We add the two together, \[ \iint\limits_\text{bot, down} \vec V\cdot d\vec S +\iint\limits_\text{sides, out} \vec V\cdot d\vec S =36\pi+36\pi=72\pi \] This result is the same as the first part of this example. Since the fluid is incompressible, the flux in equals the flux out.

1. Find the flux through the disk, \(D\).

   \(\displaystyle \iint\limits_\text{disk} \vec V\cdot d\vec S=6144\pi\)

   The disk has radius \(4\). So it can be parameterized as \(\vec R(r,\theta)=(r\cos\theta,r\sin\theta,16)\) for \(r \le 4\). The normal vector is: \[ \vec N=\vec e_r\times\vec e_\theta =\langle 0,0,r\rangle \] which points upwards. So we reverse it: \(\vec N=\langle 0,0,-r\rangle\). On the disk, the velocity is: \[ \vec V=\langle x^3,y^3,-3(x^2+y^2)z\rangle =\langle *,*,-48r^2\rangle \] So the dot product with the normal is: \[ \vec V\cdot\vec N=48r^3 \] So the integral is \[\begin{aligned} \iint\limits_\text{disk} \vec V\cdot d\vec S &=\int_0^{2\pi}\int_0^4 \vec V\cdot\vec N\,dr\,d\theta =\int_0^{2\pi}\int_0^4 48r^3\,dr\,d\theta \\ &=2\pi\left[\rule{0pt}{10pt}12r^4\right]_0^4=24\pi(4^4) =6144\pi \end{aligned}\]

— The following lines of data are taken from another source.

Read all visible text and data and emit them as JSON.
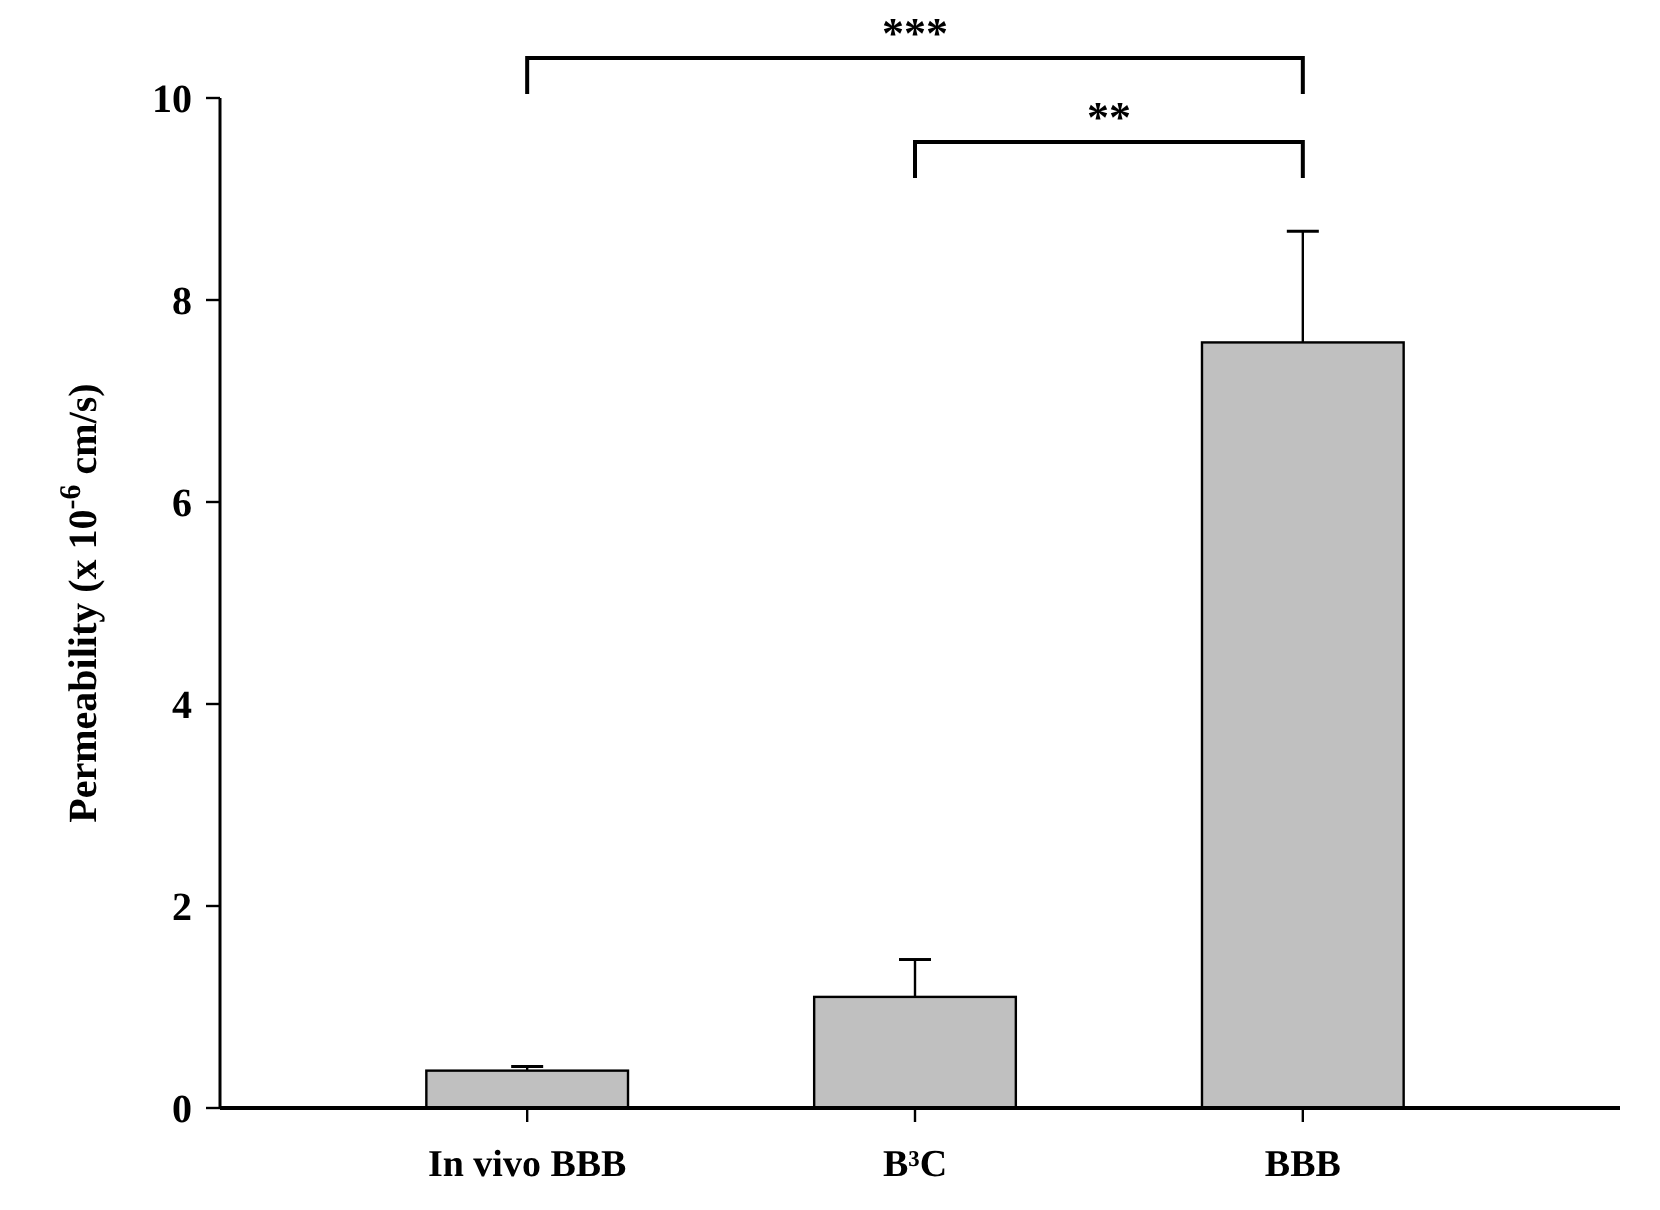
{
  "chart_data": {
    "type": "bar",
    "ylabel": "Permeability (x 10$^{-6}$ cm/s)",
    "categories": [
      "In vivo BBB",
      "B³C",
      "BBB"
    ],
    "values": [
      0.37,
      1.1,
      7.58
    ],
    "errors": [
      0.04,
      0.37,
      1.1
    ],
    "color": "#c0c0c0",
    "ylim": [
      0,
      10
    ],
    "yticks": [
      0,
      2,
      4,
      6,
      8,
      10
    ],
    "annotations": [
      "***",
      "**"
    ],
    "grid": false
  }
}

2. Find the flux through the paraboloid, \(P\).

   Is the fluid incompressible?

   \(\displaystyle \iint\limits_\text{paraboloid} \vec V\cdot d\vec S=6144\pi\)

   We check to see if the fluid is incompressible: \[ \vec\nabla\cdot\vec V=3x^2+3y^2-3(x^2+y^2)=0 \] So the fluid is incompressible. Since the paraboloid and the disk have the same boundary curve, the flux through the paraboloid is the same as that through the disk: \[ \iint\limits_\text{paraboloid} \vec V\cdot d\vec S=6144\pi \]